Sam Lippman, president and founder of Lippman Connects, kicked off the one-day ECEF (Exhibition and Convention Executives Forum) at the JW Marriott in Washington, D.C., which he produces annually, on May 30 with his usual quick intel. Lippman ran through 5 Data Points in 5 Minutes, highlights of the most-recent PULSE survey results in which 200 convention-industry execs took part.
His take on what they had to say about the current state of the industry highlighted key concerns and foreshadowed content the day’s sessions would explore for the audience of 222 industry execs. The top issue, Lippman said, is that “we have to watch attendance.” Thirty-one percent fewer respondents are seeing growth in attendance at their events compared to 2014 PULSE results, and 17 percent are experiencing declining attendance. That’s an 82-percent increase among respondents who are dealing with decreased attendance compared to 2014 results.
Following the top challenge of growing attendance comes proving exhibitor ROI. Those two things — critical to a healthy event — have remained top of mind for years, Lippman said, but what’s changed in terms of priorities is staying current with technology. That has jumped up to the third spot in terms of business challenges.

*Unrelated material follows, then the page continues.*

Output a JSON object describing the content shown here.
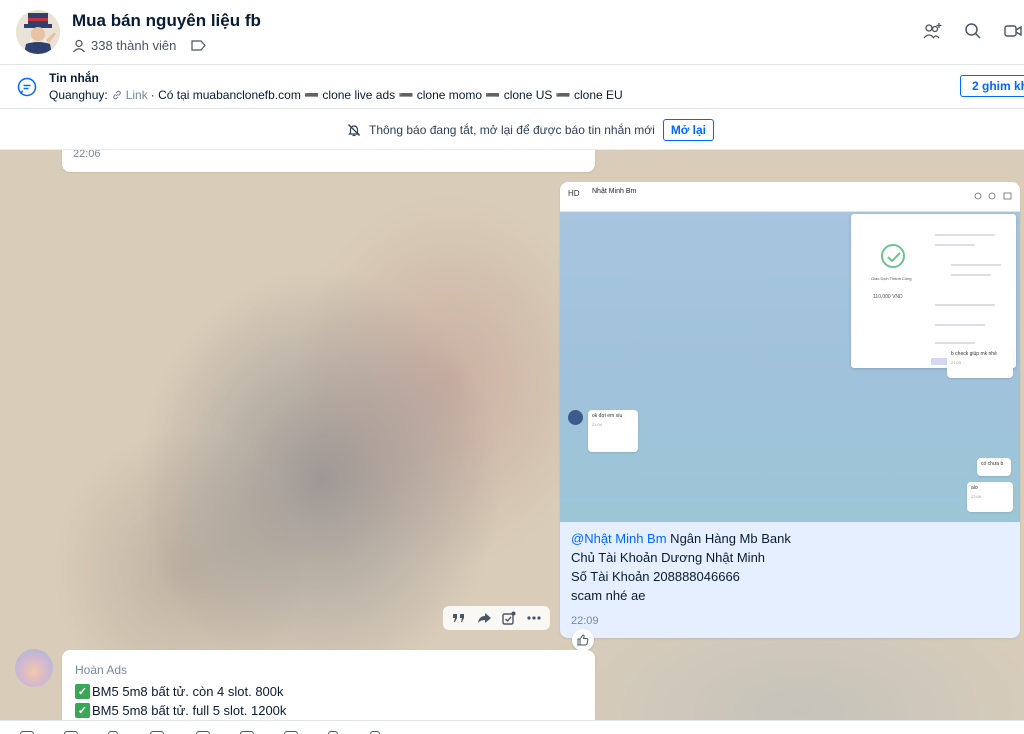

As part of that, more than half of respondents said they are adding or have added enterprise-wide software at their organizations. In terms of the technology respondents are focusing on, year-round engagement with stakeholders tops their lists. That’s followed by predictive analytics, gamification, beacons, VR, AR, AI, chatbots, and voice-activated technologies.
The last trend Lippman shared in his quick recap is that nearly half of respondents said they have changed their organization’s structure or improved their staff over the last year or plan to in the coming year. “All we have is our staff,” Lippman said. “We don’t have trademarks, we don’t have factories, we don’t have patents — we just have our staffs. So if we don’t put them in the right order of things, we’re not going to be successful.”